Khan and Rinner [8] apply reinforcement learning (RL) for online task scheduling. They use cooperative reinforcement learning for task scheduling. They introduce cooperation among neighboring nodes with the local information of each node. This cooperation helps to provide better performance. Cooperative Q learning is a reinforcement learning approach to learn the usefulness of some tasks over time in a particular environment. They consider the WSN as a multiagent system. The nodes correspond to agents in the multiagent reinforcement learning. The world surrounding the sensor nodes forms the environment. Tasks are considered as activities for the sensor nodes at each time step such as transmit, receive, sleep, and sense. States are formed by a set of system variables such as object in the field of view (FOV) of sensor nodes, required energy for a specific action, and data to transmit. A reward value provides some positive or negative feedback for performing a task at each time step. Value functions define what is good for an agent over the long run described by reward function and some parameters.
Khan and Rinner [9] apply cooperative reinforcement learning (CRL) for online task scheduling. They use StateActionRewardStateAction (S A R S A(λ)) [22] learning and introduced cooperation among neighboring sensor nodes to further improve the task scheduling.
The proposed RATS method applies Exp3 which does not need any statistical assumptions like stochastic bandit solvers. Exp3 is an online bandit solver in which an adversary, rather than a wellbehaved stochastic process, has complete control over the payoffs/rewards [6].
DIRL, RL, CRL, and Exp3 are compared for the task scheduling in a target tracking application and analyzed for the performance in terms of tracking quality/energy consumption tradeoff.
Network model
Before describing the problem formally, terms like resource consumption and tracking quality need to be defined.
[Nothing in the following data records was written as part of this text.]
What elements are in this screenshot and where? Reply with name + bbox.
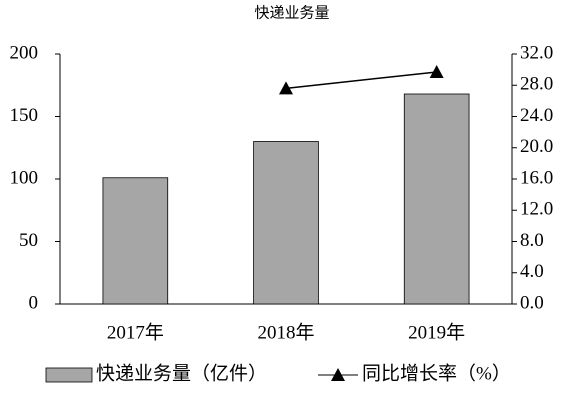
y2-tick-label: 8.0	[520, 230, 544, 251]
bar	[102, 177, 169, 305]
y-tick-label: 100	[10, 167, 39, 188]
y2-tick-label: 20.0	[520, 136, 553, 157]
y2-tick-label: 0.0	[520, 292, 544, 313]
x-tick-label: 2018年	[257, 321, 314, 343]
y-tick-label: 200	[10, 42, 39, 63]
y2-tick-label: 4.0	[520, 261, 544, 282]
y-tick-label: 50	[19, 230, 38, 251]
y2-tick-label: 24.0	[520, 105, 553, 126]
x-tick-label: 2017年	[107, 321, 164, 343]
line-marker	[279, 81, 293, 95]
y2-tick-label: 12.0	[520, 199, 553, 220]
line	[285, 71, 437, 90]
y2-tick-label: 32.0	[520, 42, 553, 63]
legend-label: 同比增长率（%）	[362, 362, 511, 384]
chart-title: 快递业务量	[254, 4, 329, 22]
line-marker	[429, 64, 444, 78]
y-tick-label: 150	[10, 105, 39, 126]
legend-marker	[331, 368, 345, 381]
y-tick-label: 0	[29, 292, 39, 313]
y2-tick-label: 16.0	[520, 167, 553, 188]
bar	[403, 93, 470, 305]
x-tick-label: 2019年	[408, 321, 465, 343]
legend-label: 快递业务量（亿件）	[96, 362, 267, 384]
bar	[253, 141, 319, 305]
y2-tick-label: 28.0	[520, 74, 553, 95]
legend-swatch	[45, 367, 93, 383]
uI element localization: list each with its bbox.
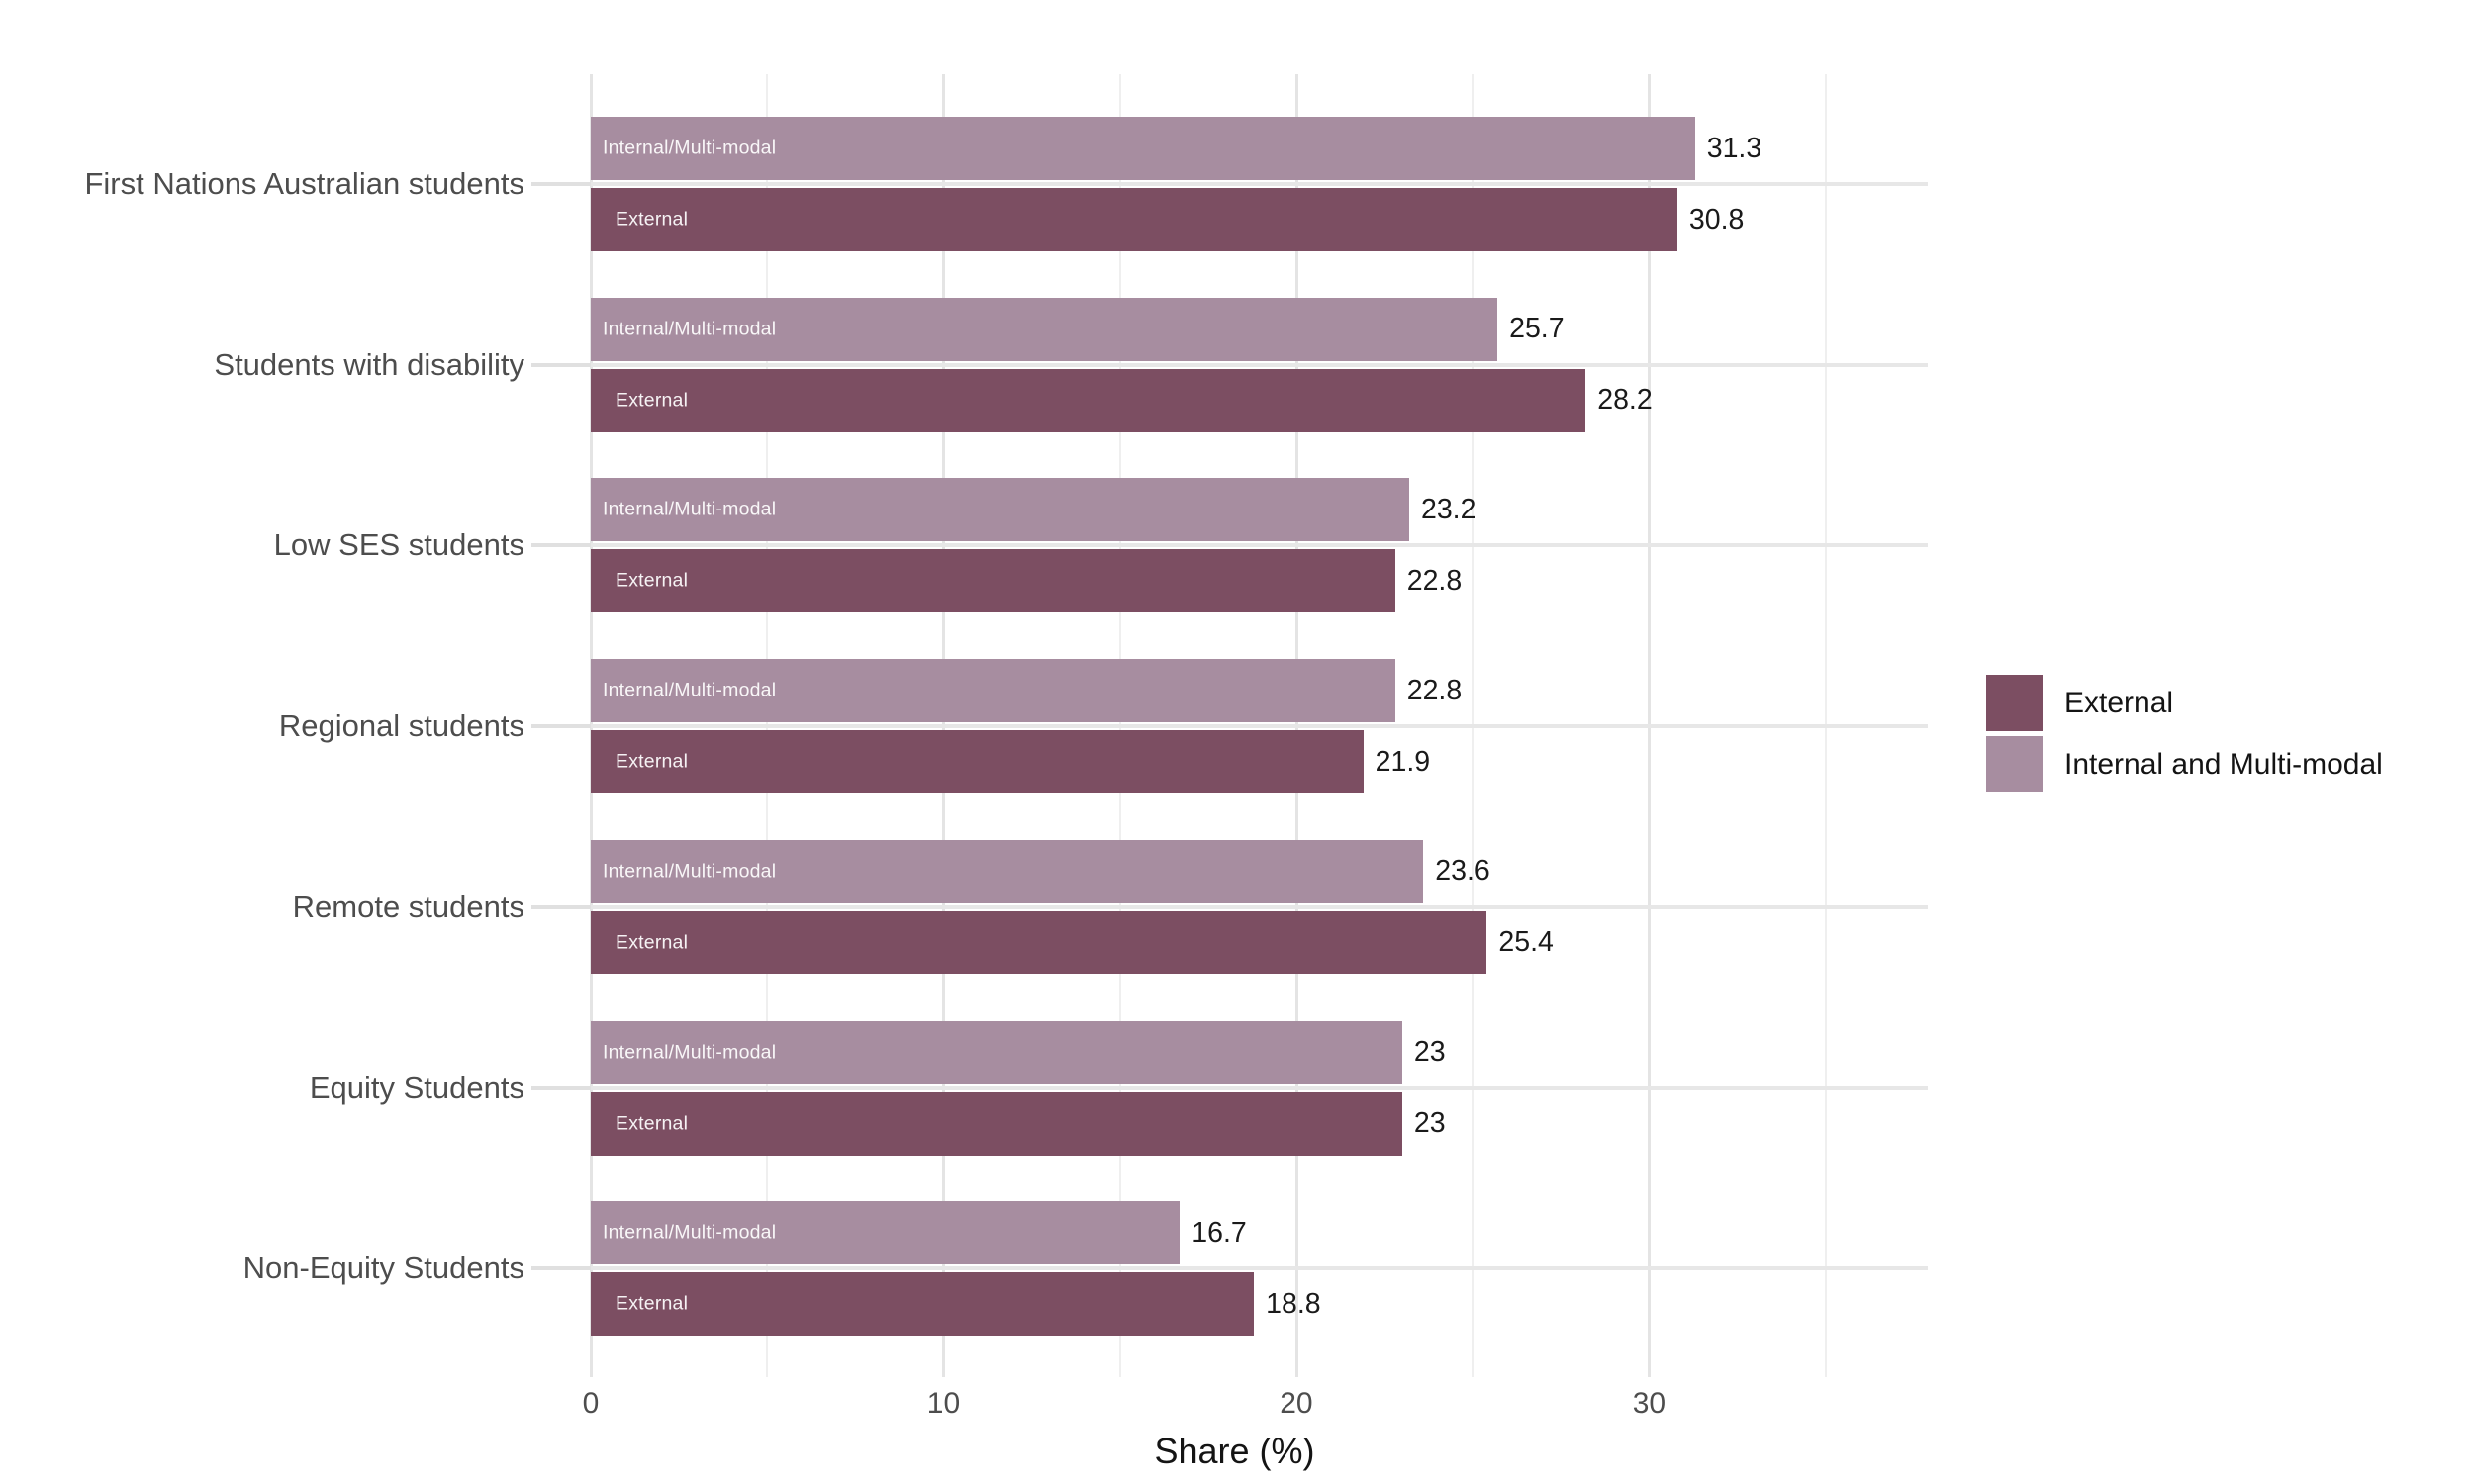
gridline-horizontal	[591, 1266, 1928, 1271]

In WSNs, resource consumption happens because of performing the various tasks needed for the application. Each task consumes an amount of energy from the fixed energy budget of the sensor nodes. Typically, tracking quality in a target tracking application of a WSN is defined as the accuracy of target location estimation provided by the network.
In the proposed approach, a WSN is composed of N nodes represented by the set \(\hat {N}=\{n_{1},\ldots,n_{N}\}\). Each node has a known position (u _{ i },v _{ i }) and a given sensing coverage range which is simply modeled by circle with radius r _{ i }. All nodes within the communication range R _{ i } can directly communicate with n _{ i } and are referred to as neighbors. The number of neighbors of n _{ i } is given as ngh(n _{ i }). The available resources of node n _{ i } are modeled by a scalar E _{ i }. The battery power of sensor nodes is considered as resource. A set of tasks is considered to perform over time steps. Each task consumes some battery power from the energy budget of the sensor nodes. A set of static values for the energy consumption of tasks is considered. These values are assigned based on the energy demands of the task. A higher value is set for the tasks which need higher energy consumption.
The WSN application is composed of A tasks (or actions) represented by the set \(\hat {A}=\{a_{1},\ldots,a_{A}\}\). Once a task is started at a specific node, it executes for a specific (short) period of time and terminates afterwards. Each task execution on a specific node n _{ i } requires some resources \(\tilde {E}_{j}\) and contributes to the overall application performance P. Thus, the execution of task a _{ j } on node n _{ i } is only feasible if \(E_{i} \ge \tilde {E}_{j}\). The overall performance P is represented by an applicationspecific metric. On each node, an online task scheduling takes place which selects the next task to execute among the Aindependent tasks. The task execution time is abstracted as a fixed period. Thus, scheduling is required at the end of each period which is represented as time instant t _{ i }. Nonpreemptive scheduling is considered based on our proposed model. Figure 1 shows our considered WSN model components.
Table 1 shows the notations and meanings used to represent the network model. The task scheduling approach is demonstrated using a target tracking application. A sensor network may consist of a variable number of nodes. The sensing region of each node is called the field of view (FOV). Every node aims to detect and track all targets in the FOV. If the sensor nodes would perform tracking all the time, then this would result in the best tracking performance. But executing target tracking all the time is energy demanding. Thus, a task should only be executed when necessary and sufficient for tracking performance. Sensor nodes can cooperate with each other by informing neighboring nodes about “approaching” targets. Neighboring nodes can therefore become aware of approaching targets.
The objective function is defined in a way that it is possible to trade the application performance and the required energy consumption by a balancing factor. The ultimate objective of the problem is to determine the order of tasks on each node such that the overall performance is maximized while the resource consumption is minimized. Naturally, these are conflicting optimization criteria, so there is no single best solution. The set of nondominating solutions for such a multicriteria problem can be typically represented by a Pareto front.
System model
The task scheduler operates in a highly dynamic environment, and the effect of the task ordering on the overall application performance is difficult to model. We consider the set of tasks, set of states, and the reward function as considered in [23]. Figure 2 depicts the scheduling framework where its key components can be described as follows:

Agent: Each sensor node embeds an agent which is responsible for executing the online learning algorithm.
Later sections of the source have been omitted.